The film offers no easy answers to the hardships faced by its characters, and resists portraying things in black and white. At the same time, one of the most fascinating subplots is Parvana’s interaction with a Taliban soldier, Razaq (Kawa Ada), who comes to her to have a letter read to him — a letter relaying the news of his wife’s death because of a landmine. Parvana’s offering of kindness to a man clearly grieving, and their slowly evolving relationship as she teaches him to write his wife’s name, is a testament to the film taking pains to look past easy stereotypes. Even Idrees (Noorin Gulamgaus), the soldier responsible for Parvana’s father’s arrest, is subtly revealed to be a posturing, terrified young man. The Breadwinner is attuned to the various sufferings of its characters, and how that suffering manifests in subtle ways: the story of Parvana’s older brother’s tragic death is revealed in pieces, even as it’s clear that the grief still hangs heavy over the family, and Shauzia’s dreams of saving enough money to one day go to the sea are juxtaposed heartbreakingly with her present life disguised as a boy, earning money for her abusive father. 

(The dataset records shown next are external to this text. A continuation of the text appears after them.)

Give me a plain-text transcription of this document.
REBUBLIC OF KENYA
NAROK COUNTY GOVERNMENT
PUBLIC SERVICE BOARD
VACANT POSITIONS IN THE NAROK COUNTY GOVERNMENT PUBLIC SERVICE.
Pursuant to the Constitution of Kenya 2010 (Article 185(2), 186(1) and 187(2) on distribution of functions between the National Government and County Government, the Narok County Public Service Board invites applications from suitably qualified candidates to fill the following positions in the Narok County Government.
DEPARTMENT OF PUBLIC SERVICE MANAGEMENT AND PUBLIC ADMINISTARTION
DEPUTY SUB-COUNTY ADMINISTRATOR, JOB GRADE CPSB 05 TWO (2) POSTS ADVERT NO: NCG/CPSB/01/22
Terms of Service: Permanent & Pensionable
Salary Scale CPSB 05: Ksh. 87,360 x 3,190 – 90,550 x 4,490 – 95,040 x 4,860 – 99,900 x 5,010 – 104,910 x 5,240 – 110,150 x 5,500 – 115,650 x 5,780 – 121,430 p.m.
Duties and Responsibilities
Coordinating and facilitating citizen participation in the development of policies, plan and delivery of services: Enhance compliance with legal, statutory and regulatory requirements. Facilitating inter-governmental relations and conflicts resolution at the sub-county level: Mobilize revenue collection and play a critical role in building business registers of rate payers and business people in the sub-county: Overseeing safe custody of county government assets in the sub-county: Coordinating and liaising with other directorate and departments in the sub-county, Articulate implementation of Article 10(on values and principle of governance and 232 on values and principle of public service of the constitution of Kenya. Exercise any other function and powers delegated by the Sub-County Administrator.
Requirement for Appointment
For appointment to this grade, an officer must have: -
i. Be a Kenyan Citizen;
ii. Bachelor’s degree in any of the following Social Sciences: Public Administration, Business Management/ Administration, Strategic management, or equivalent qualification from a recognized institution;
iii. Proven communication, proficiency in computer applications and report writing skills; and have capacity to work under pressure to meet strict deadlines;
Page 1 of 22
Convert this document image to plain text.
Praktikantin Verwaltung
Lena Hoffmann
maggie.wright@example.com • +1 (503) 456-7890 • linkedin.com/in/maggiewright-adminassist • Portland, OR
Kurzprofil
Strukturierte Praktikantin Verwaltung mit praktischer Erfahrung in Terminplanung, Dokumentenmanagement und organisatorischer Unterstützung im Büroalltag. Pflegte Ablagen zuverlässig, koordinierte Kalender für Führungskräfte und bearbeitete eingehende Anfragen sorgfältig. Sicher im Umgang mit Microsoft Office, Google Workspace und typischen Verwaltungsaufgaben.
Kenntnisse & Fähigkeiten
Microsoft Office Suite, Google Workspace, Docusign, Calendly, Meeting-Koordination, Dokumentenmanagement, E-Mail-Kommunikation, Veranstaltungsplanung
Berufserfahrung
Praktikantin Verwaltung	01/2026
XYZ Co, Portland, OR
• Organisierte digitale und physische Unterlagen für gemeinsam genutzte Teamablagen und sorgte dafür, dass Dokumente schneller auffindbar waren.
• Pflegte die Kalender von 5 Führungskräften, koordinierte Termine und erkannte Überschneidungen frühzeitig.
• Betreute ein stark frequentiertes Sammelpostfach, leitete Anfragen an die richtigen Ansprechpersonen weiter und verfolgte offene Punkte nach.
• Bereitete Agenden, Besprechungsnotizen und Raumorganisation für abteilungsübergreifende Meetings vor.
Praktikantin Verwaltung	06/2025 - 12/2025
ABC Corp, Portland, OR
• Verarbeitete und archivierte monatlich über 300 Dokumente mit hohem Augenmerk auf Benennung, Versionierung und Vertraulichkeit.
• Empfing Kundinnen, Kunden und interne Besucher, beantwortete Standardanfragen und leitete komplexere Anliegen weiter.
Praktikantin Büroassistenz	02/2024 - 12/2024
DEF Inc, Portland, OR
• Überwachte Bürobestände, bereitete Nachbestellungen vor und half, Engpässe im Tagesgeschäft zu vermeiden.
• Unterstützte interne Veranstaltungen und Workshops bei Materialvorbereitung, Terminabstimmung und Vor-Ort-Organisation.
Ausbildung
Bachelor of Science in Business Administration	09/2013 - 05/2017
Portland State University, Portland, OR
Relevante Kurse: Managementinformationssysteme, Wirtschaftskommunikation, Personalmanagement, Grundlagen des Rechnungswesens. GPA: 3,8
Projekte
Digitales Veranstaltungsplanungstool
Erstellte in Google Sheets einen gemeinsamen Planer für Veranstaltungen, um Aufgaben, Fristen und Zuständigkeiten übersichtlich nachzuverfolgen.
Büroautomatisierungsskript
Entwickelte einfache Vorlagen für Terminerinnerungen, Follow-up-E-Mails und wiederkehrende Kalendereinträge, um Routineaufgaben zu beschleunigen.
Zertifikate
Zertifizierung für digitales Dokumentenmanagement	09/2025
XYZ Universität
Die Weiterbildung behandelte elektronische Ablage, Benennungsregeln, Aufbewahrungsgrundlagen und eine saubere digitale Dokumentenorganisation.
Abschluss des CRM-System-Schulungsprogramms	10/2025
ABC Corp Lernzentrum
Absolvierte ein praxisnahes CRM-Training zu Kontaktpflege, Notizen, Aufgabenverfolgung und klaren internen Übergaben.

Resisting the urge to offer simple resolutions to those characters whose everyday lives have been transformed by violence and oppression, while at the same time retaining a sense of hope in the narrative, is a difficult line to walk, and The Breadwinner does a tremendous job of it. The world Parvana inhabits is not easy — at one point, she takes up back-breaking jobs to earn enough money to bribe the prison guard so he would let her see her father, only to have the guard kick her in the gut — and yet it is not devoid of love and hope, and moments of happiness. Her friendship with Shauzia, her bickering with her older sister and her storytelling sessions with her baby brother go a long way in creating a holistic, fleshed out view of her world. 

The Breadwinner is the rare kind of animated cinematic experience that will move both children and adults.

 

Nudrat Kamal teaches comparative literature at university level, and writes on literature, film and culture.